With millions of patients and scans to review, it’s essential for imaging departments to be as efficient as possible. And, ultimately, this can be achieved through the power of technology.
1. Invest in new AI technologies
The first imperative for any radiologist is to prioritize the patients most in need of treatment, which often means sifting through piles of charts and data. However, this can become time-consuming; a high volume of patients and scans may delay any necessary treatments. AI technologies are working toward bridging this gap.
Artificial intelligence in the medical imaging market is estimated to rise from $21.48 billion in 2018 to a projected value of $264.85 billion by 2026, according to Data Bridge Market Research’s April 2019 report. Ultimately, AI has the potential to revolutionize the medical imaging industry by sifting through mountains of scans quickly and offering providers and patients life-changing insights into a variety of diseases, injuries, and conditions that may be hard to detect without the supplemental technology.

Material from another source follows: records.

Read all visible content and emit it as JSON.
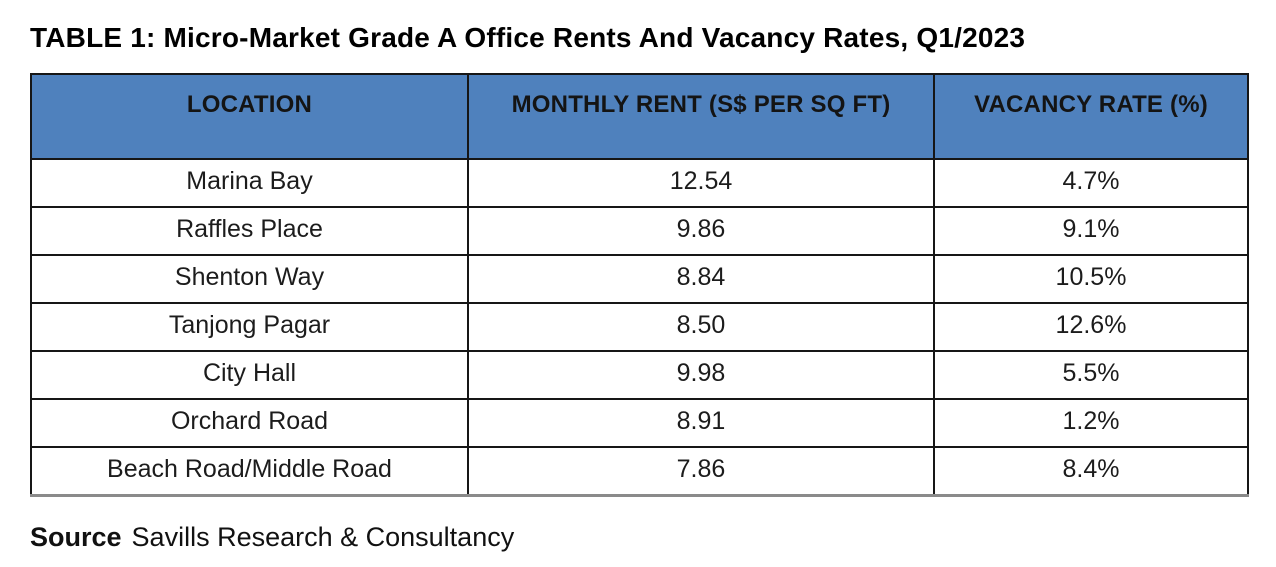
{
  "title": "TABLE 1: Micro-Market Grade A Office Rents And Vacancy Rates, Q1/2023",
  "table": {
    "header_bg": "#4f81bd",
    "border_color": "#161616",
    "columns": [
      "LOCATION",
      "MONTHLY RENT (S$ PER SQ FT)",
      "VACANCY RATE (%)"
    ],
    "rows": [
      {
        "location": "Marina Bay",
        "rent": "12.54",
        "vacancy": "4.7%"
      },
      {
        "location": "Raffles Place",
        "rent": "9.86",
        "vacancy": "9.1%"
      },
      {
        "location": "Shenton Way",
        "rent": "8.84",
        "vacancy": "10.5%"
      },
      {
        "location": "Tanjong Pagar",
        "rent": "8.50",
        "vacancy": "12.6%"
      },
      {
        "location": "City Hall",
        "rent": "9.98",
        "vacancy": "5.5%"
      },
      {
        "location": "Orchard Road",
        "rent": "8.91",
        "vacancy": "1.2%"
      },
      {
        "location": "Beach Road/Middle Road",
        "rent": "7.86",
        "vacancy": "8.4%"
      }
    ]
  },
  "source": {
    "label": "Source",
    "text": "Savills Research & Consultancy"
  },
  "chart_data": {
    "type": "table",
    "title": "TABLE 1: Micro-Market Grade A Office Rents And Vacancy Rates, Q1/2023",
    "columns": [
      "LOCATION",
      "MONTHLY RENT (S$ PER SQ FT)",
      "VACANCY RATE (%)"
    ],
    "rows": [
      [
        "Marina Bay",
        12.54,
        4.7
      ],
      [
        "Raffles Place",
        9.86,
        9.1
      ],
      [
        "Shenton Way",
        8.84,
        10.5
      ],
      [
        "Tanjong Pagar",
        8.5,
        12.6
      ],
      [
        "City Hall",
        9.98,
        5.5
      ],
      [
        "Orchard Road",
        8.91,
        1.2
      ],
      [
        "Beach Road/Middle Road",
        7.86,
        8.4
      ]
    ],
    "source": "Savills Research & Consultancy"
  }
}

So what are some imaging-related AI technologies to keep your eye on? First and foremost, Google’s DeepMind AI technology can read 3D retinal OCT scans and diagnose ophthalmic conditions with 99 percent accuracy, alerting the technician to which patients require the most urgent care. ICAD’s “ProFound AI” solution is revolutionizing digital breast tomosynthesis (DBT) by allowing radiologists to view each breast tissue layer independently, which helps detect cancer earlier (by 8 percent) and reduces radiologists’ time spent reading each breast scan by more than 50 percent on average.